You’ll see endless “systems” promising to beat roulette. They’re worth understanding, but be clear on what they actually do: no betting system changes the house edge. They only reshape how your wins and losses are distributed.

  • Martingale — double your stake after every loss so one win recovers everything. It feels logical, but you’re risking a lot to win a little, and a short losing streak hits the table limit (or empties your bankroll) fast.
  • Fibonacci — raise stakes along the 1, 1, 2, 3, 5, 8… sequence after losses. Gentler than Martingale, but the same flaw remains: the maths still favours the house.
  • D’Alembert — increase your stake by one unit after a loss and drop one after a win. Slower and safer-feeling, but it doesn’t create an edge either.

As Wizard of Odds explains about betting systems, every one of them eventually meets the same wall: the house edge is built into the wheel. Use a system for structure if you enjoy it — never as a guarantee.

Beginner tips

A few habits make roulette more fun and your money go further:

  • Play the European wheel — it’s the easiest way to halve the house edge.
  • Start with outside bets — even-money bets win often and teach you the flow of the game.
  • Decide your budget before you sit down and pick a table whose minimums fit it.
  • Set a point to walk away, on a win or a loss, and hold to it.

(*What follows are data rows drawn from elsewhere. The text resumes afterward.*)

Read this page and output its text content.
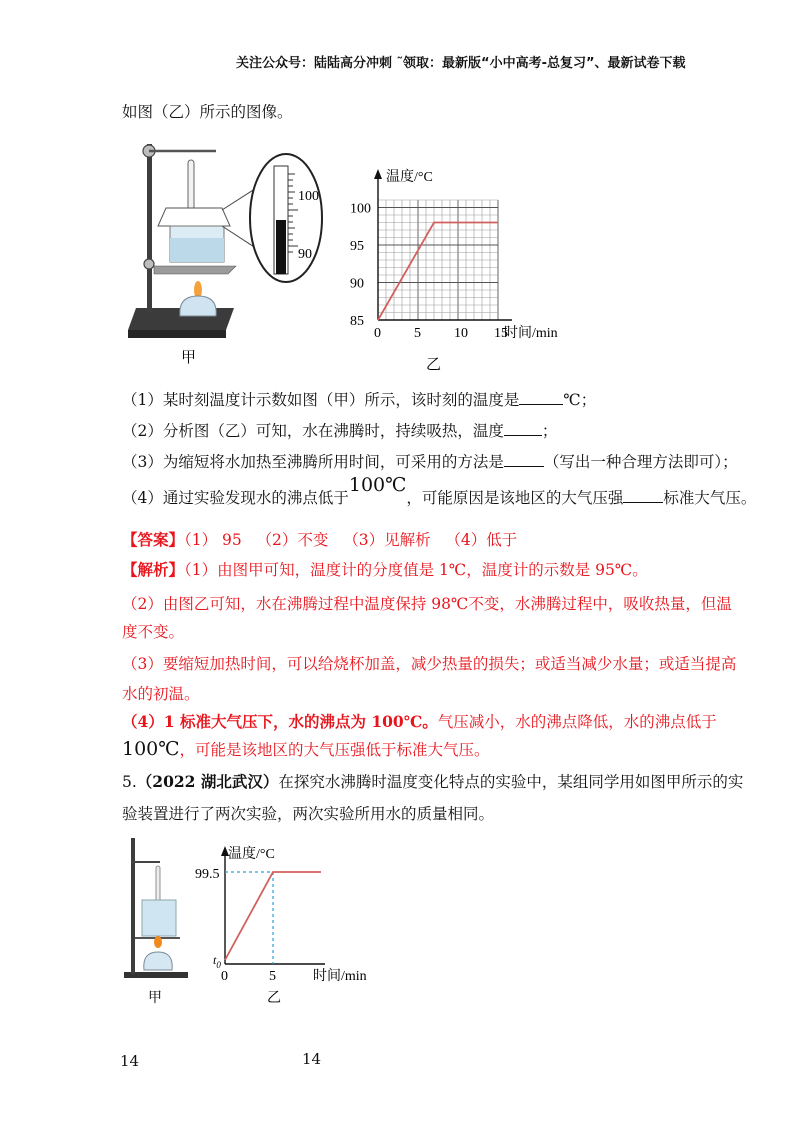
关注公众号：陆陆高分冲刺 ˜领取：最新版“小中高考-总复习”、最新试卷下载
如图（乙）所示的图像。
100
90
甲
0 5 10 15
85
90
95
100
温度/°C
时间/min
乙
（1）某时刻温度计示数如图（甲）所示，该时刻的温度是	℃；
（2）分析图（乙）可知，水在沸腾时，持续吸热，温度 ；
（3）为缩短将水加热至沸腾所用时间，可采用的方法是	（写出一种合理方法即可）；
（4）通过实验发现水的沸点低于100℃，可能原因是该地区的大气压强	标准大气压。
【答案】（1） 95   （2）不变   （3）见解析   （4）低于
【解析】（1）由图甲可知，温度计的分度值是 1℃，温度计的示数是 95℃。
（2）由图乙可知，水在沸腾过程中温度保持 98℃不变，水沸腾过程中，吸收热量，但温
度不变。
（3）要缩短加热时间，可以给烧杯加盖，减少热量的损失；或适当减少水量；或适当提高
水的初温。
（4）1 标准大气压下，水的沸点为 100℃。气压减小，水的沸点降低，水的沸点低于
100℃，可能是该地区的大气压强低于标准大气压。
5.（2022 湖北武汉）在探究水沸腾时温度变化特点的实验中，某组同学用如图甲所示的实
验装置进行了两次实验，两次实验所用水的质量相同。
甲
温度/°C
时间/min
99.5
$t_0$
0	5
乙
14	14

Once roulette clicks, our guide to the best odds at the casino shows which games are worth trying next.

Conclusion

Roulette is simple to learn and genuinely fun, and a little knowledge goes a long way: understand the bets and their payouts, always pick the single-zero wheel, and treat betting systems as structure rather than a shortcut. Do that and you’ll be playing roulette the smart way — with your eyes open and the odds as good as the game allows.